A few years ago I told my friend I went to a Purity Ring concert, and she told me she preferred the band Chastity Belt. I thought she was joking, which she kind of was, but had not made up the band as I had assumed. I looked them up and saw their lead single was titled “Cool Slut.” As at that time I was a full-blown thot, I was intrigued. But the sound left my mind as quickly as it entered my ears—I was still deep in my habit of rejecting anything with a guitar. More recently, however, “Time to Go Home” came up on my Spotify and I couldn’t get it out of my head.
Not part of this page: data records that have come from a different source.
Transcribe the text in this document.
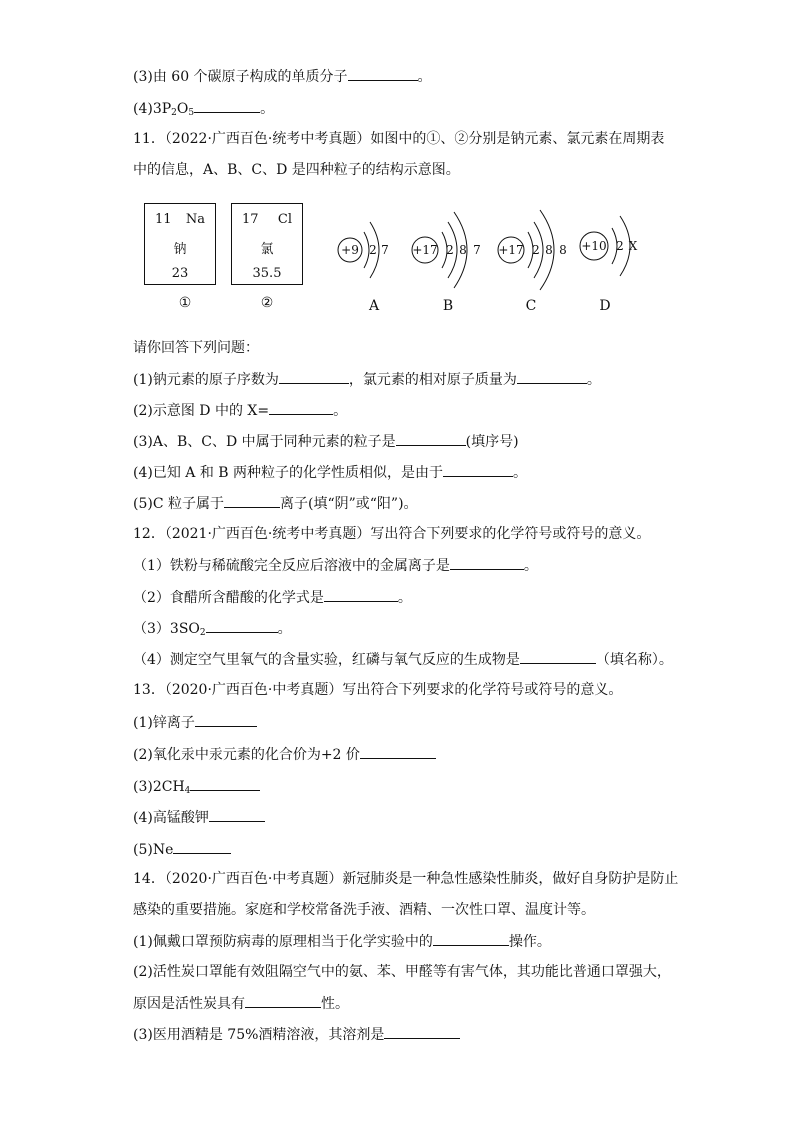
(3)由 60 个碳原子构成的单质分子	。
$(4)3P_2O_5$	。
11．（2022·广西百色·统考中考真题）如图中的①、②分别是钠元素、氯元素在周期表
中的信息，A、B、C、D 是四种粒子的结构示意图。
11 Na
钠
23
17 Cl
氯
35.5
①	②
+9 2 7 +17 2 8 7 +17 2 8 8 +10 2 X
A	B	C	D
请你回答下列问题：
(1)钠元素的原子序数为	，氯元素的相对原子质量为	。
(2)示意图 D 中的 X=	。
(3)A、B、C、D 中属于同种元素的粒子是	(填序号)
(4)已知 A 和 B 两种粒子的化学性质相似，是由于	。
(5)C 粒子属于	离子(填“阴”或“阳”)。
12．（2021·广西百色·统考中考真题）写出符合下列要求的化学符号或符号的意义。
（1）铁粉与稀硫酸完全反应后溶液中的金属离子是	。
（2）食醋所含醋酸的化学式是	。
$(3)3SO_2$	。
（4）测定空气里氧气的含量实验，红磷与氧气反应的生成物是	（填名称）。
13．（2020·广西百色·中考真题）写出符合下列要求的化学符号或符号的意义。
(1)锌离子
(2)氧化汞中汞元素的化合价为+2 价
$(3)2CH_4$
(4)高锰酸钾
(5)Ne
14．（2020·广西百色·中考真题）新冠肺炎是一种急性感染性肺炎，做好自身防护是防止
感染的重要措施。家庭和学校常备洗手液、酒精、一次性口罩、温度计等。
(1)佩戴口罩预防病毒的原理相当于化学实验中的	操作。
(2)活性炭口罩能有效阻隔空气中的氨、苯、甲醛等有害气体，其功能比普通口罩强大，
原因是活性炭具有	性。
(3)医用酒精是 75%酒精溶液，其溶剂是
The song conveys the too-familiar experience of drowning yourself into having a “meaningful time” at a party—“the room is spinning” and you “can’t see straight,” but you don’t leave, because you “just want to have a good time.” But, as Pitchfork wrote, there is an existential melancholy beneath the “drunken mayhem.” Relatable and sleek, their music homage to the ‘90s grunge of the Pacific Northwest they call home. But more than anything, I’m itching for the opportunity to see Julia Shapiro’s iconic blonde mane live.